THE STORY - An eccentric and smooth-talking social climber who seems to have everyone in Washington, D.C., wrapped around his finger is investigated after his wealthy, well-connected and much older wife turns up dead in their home.
THE CAST - Christoph Waltz, Vanessa Redgrave, Annette Bening & Corey Hawkins
THE TEAM - Christoph Waltz (Director) & David Auburn (Writer)
THE RUNNING TIME - 99 Minutes
THE GOOD - An intriguing premise and a good performance from the ever-reliable Vanessa Redgrave.
THE BAD - Poor direction and an unengaging script make for a boring film despite the subject material.
THE OSCARS - None
THE FINAL SCORE - 4/10
read the FULL REVIEW
By Nicole Ackman
A social climber with forged credentials, married to a woman decades his senior and suspected of her murder. It's an intriguing character, so it's no surprise that Christopher Waltz chose to play the role himself in his new crime film, "Georgetown." Unfortunately, Waltz's directorial debut doesn't live up to the drama of the true events that inspired it. The film is based on Franklin Foer's New York Times Magazine article, "The Worst Marriage in Georgetown," but it fails to capture the intrigue and thrill of the murder of socialite and journalist Viola Herms Drath by her much younger second husband, Albrecht Gero Muth.
Written by David Auburn, the film initially premiered at the Tribeca Film Festival in April 2019. When it takes a movie this long to be released, there's typically a reason. Perhaps the one for "Georgetown" is that it's a remarkably unengaging film, considering its source material. Despite its talented cast, the film can't figure out the right tone for the story.
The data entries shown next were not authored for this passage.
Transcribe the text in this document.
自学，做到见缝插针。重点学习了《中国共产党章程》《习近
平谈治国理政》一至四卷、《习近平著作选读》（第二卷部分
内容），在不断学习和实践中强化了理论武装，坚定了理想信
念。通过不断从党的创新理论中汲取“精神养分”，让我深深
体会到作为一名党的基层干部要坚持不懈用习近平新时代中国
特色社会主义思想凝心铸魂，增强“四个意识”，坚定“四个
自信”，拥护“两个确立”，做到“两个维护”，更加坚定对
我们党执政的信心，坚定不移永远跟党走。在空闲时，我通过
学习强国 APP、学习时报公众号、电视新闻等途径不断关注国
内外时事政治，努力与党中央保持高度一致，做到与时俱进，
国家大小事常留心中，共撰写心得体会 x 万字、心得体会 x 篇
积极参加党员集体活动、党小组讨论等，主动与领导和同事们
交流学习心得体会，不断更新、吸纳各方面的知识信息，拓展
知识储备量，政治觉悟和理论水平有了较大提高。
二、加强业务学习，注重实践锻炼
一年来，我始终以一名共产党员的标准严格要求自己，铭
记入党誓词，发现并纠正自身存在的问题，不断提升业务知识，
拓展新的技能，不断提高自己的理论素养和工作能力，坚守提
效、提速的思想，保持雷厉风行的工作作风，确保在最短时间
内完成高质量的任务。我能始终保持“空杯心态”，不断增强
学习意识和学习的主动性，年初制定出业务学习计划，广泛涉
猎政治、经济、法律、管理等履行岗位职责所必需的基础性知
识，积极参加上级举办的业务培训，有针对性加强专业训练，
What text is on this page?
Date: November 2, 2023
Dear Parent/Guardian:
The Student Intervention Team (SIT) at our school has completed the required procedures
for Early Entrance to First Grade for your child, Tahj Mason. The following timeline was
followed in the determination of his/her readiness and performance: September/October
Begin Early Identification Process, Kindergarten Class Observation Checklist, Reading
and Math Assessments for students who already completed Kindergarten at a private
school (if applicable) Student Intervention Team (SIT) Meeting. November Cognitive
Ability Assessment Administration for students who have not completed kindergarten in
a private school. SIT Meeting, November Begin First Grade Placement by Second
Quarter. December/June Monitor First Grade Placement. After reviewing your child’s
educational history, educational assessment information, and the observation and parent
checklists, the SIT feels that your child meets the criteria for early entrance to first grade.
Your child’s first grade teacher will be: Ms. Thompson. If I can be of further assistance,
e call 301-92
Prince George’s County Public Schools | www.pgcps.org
It comes across as too light and is missing any sense of intrigue. The mystery of whether Ulrich Mott (the stand-in character for Muth) killed his wife is non-existent.
Set in DC, the film hops around chronologically, looking both at the aftermath of the murder of Elsa Brecht (Vanessa Redgrave) and going back to the beginning of her relationship with Ulrich. Ulrich is essentially little more than a con man, determined to use the elderly Elsa's money and connections to get him a hand in foreign policy through his phony NGO. Despite warnings from her daughter Amanda (Annette Bening), former journalist Elsa is charmed by Ulrich and happy to help him with his goals.
Elsa is undoubtedly the most interesting character in the film, and Redgrave plays her with a refreshing bit of spunkiness. Bening has much less to do as Elsa's Harvard professor daughter who suspects that Ulrich is the one who murdered her mother. Ulrich is the sort of shifty character that Waltz has played before, but it's a performance lacking the kind of charm that might make us understand why Elsa married him. The performance gets more animated by the end of the film, but it fails to make us sympathize with his cons or even truly understand them.
The film isn't helped by having unremarkable filmmaking. The courtroom scenes are bland, and the non-linear style doesn't entirely work. The titles that divide up the film, with names like "The Butler" and "The Truth," don't add much to the story or the audience's understanding.
"Georgetown" ends on a somewhat ambiguous note that, rather than being thought-provoking, sort of feels like Waltz simply gave up on the film. Perhaps there's something to be said about those who have no credentials getting involved in US politics and foreign policy and the obscurification of the truth; however, the film fails to address its own theme fully and drags on for far too long. "Georgetown" never lives up to the fascinating story it's based on.